Using a loop to send customized emails to multiple recipients in Python

Question

I am writing code to send customized emails to multiple recipients using the same html template. The code extracts information from a csv file.

However, am unable to loop through the recipients to send them the email one by one. This is what I have:

email_list = [abc@gmail.com, def@gmail.com, ghi@gmail.com]

email['from'] = 'Zoya Aqib'
for recipient in email_list:
    email['to'] = recipient
email['subject'] = 'Corporate Rating Quiz'


for index,row in df.iterrows():
    email.set_content(html.substitute({'name': row['First Name'],'score': row['Score']}))
    with smtplib.SMTP(host='smtp.gmail.com',port=587) as smtp:
        smtp.ehlo()
        smtp.starttls()
        smtp.login('me@gmail.com','mypassword')
        smtp.send_message(email)
    print('all done!')

But I am getting this error "ValueError: There may be at most 1 to headers in a message"

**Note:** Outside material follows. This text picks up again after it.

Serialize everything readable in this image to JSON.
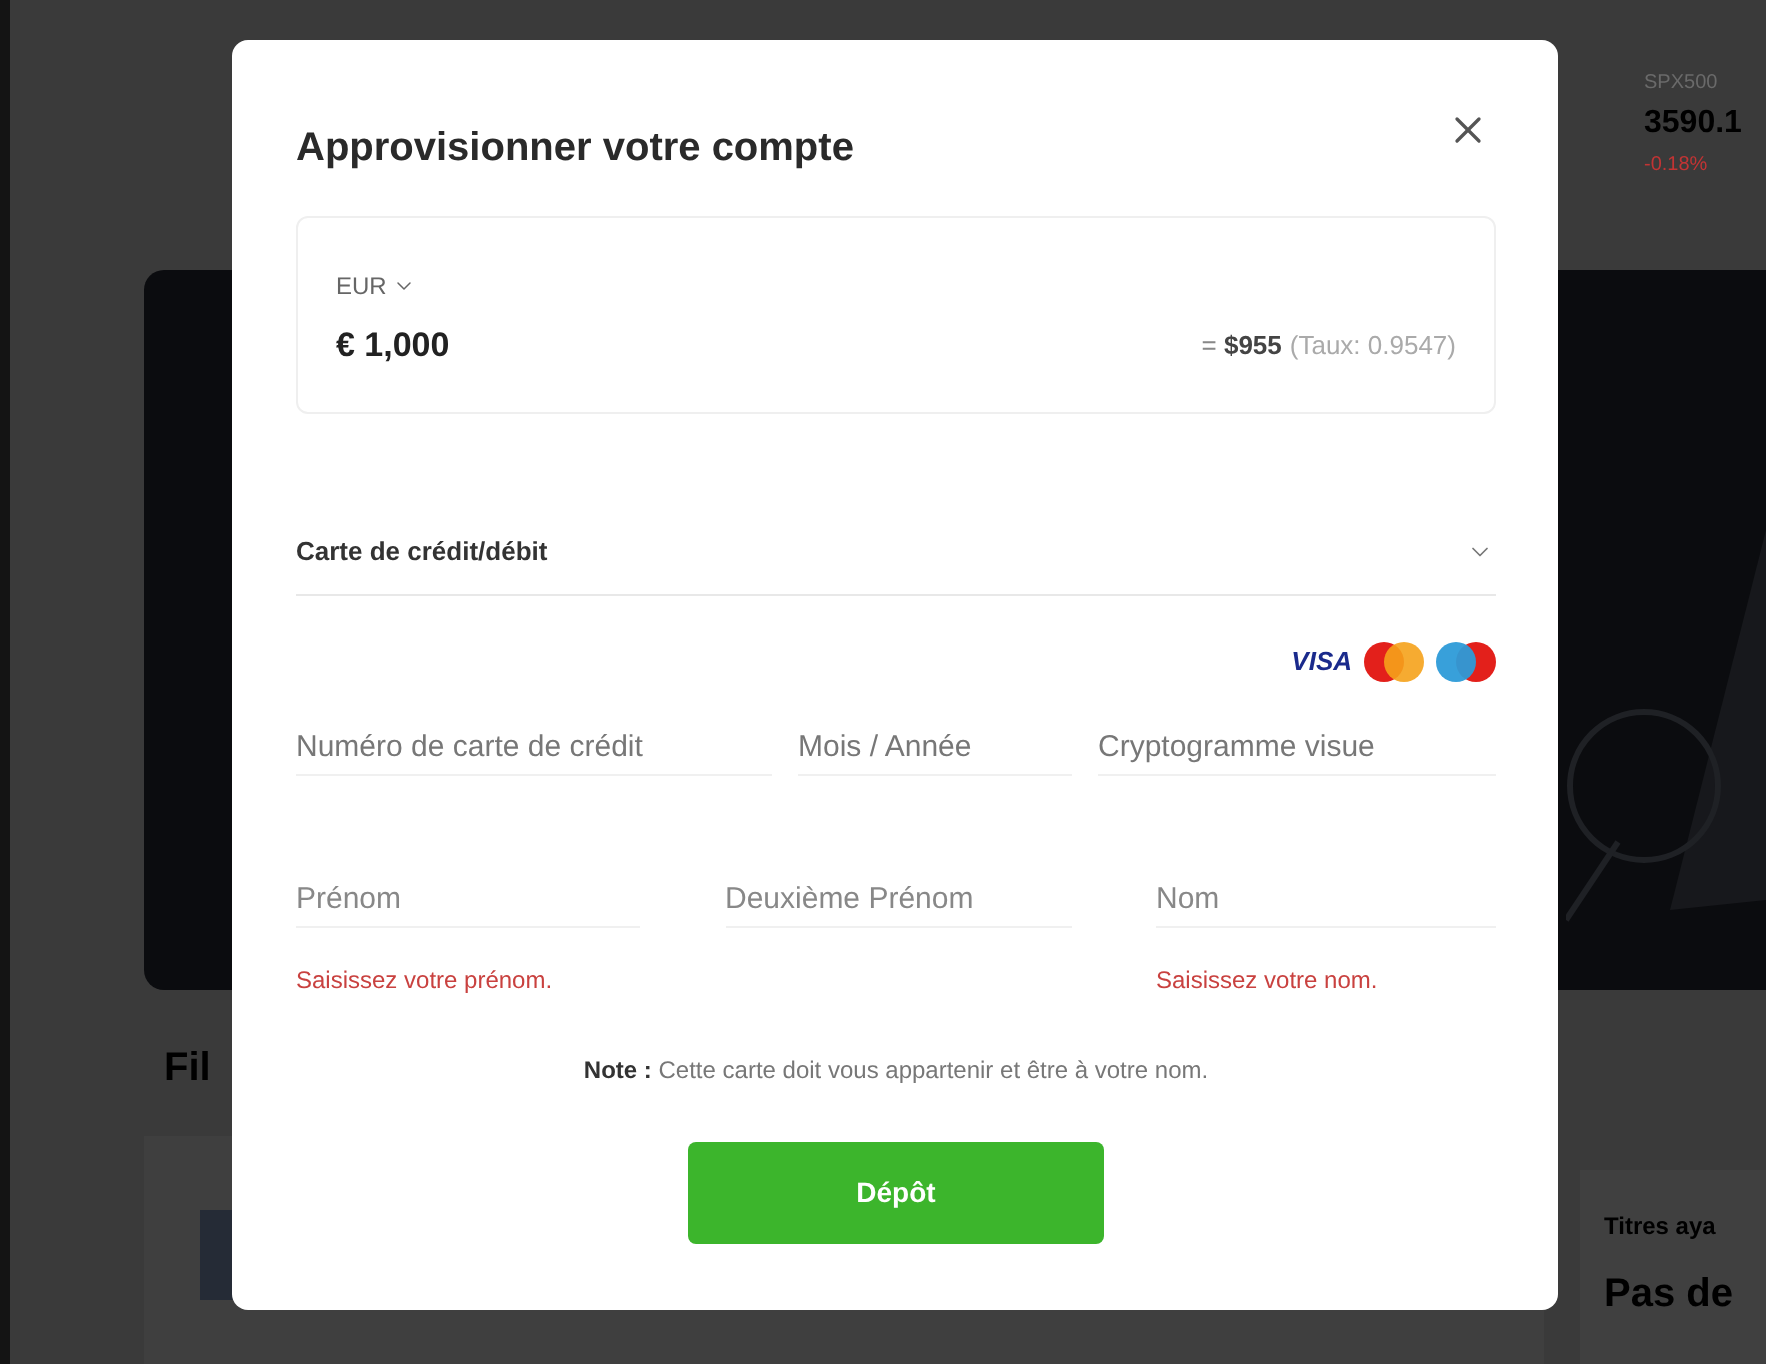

How do I loop over the recipients while customizing the template as shown above?

Thanks in advance!

Answer 1

I guess its because you haven't stored your email addresses as strings. Just enclose them in quotes and its should work.

Answer 2

You can't send message to multiple recipients at once. I guess you should just send messages separately.

Since you're setting email['to'] multiple times, you should have just replaced the header and send message to the last address, but it's not what actually happened. So IDK what the email is, but here is the solution that will probably work in your case:

email_list = ['abc@gmail.com', 'def@gmail.com', 'ghi@gmail.com']

email['from'] = 'Zoya Aqib'
email['subject'] = 'Corporate Rating Quiz'


for index,row in df.iterrows():
    email.set_content(html.substitute({'name': row['First Name'],'score': row['Score']}))
    with smtplib.SMTP(host='smtp.gmail.com',port=587) as smtp:
        smtp.ehlo()
        smtp.starttls()
        smtp.login('me@gmail.com','mypassword')
        for recipient in email_list:
            if 'to' in email:
                del email['to'] 
            email['to'] = recipient
            smtp.send_message(email)
    print('all done!')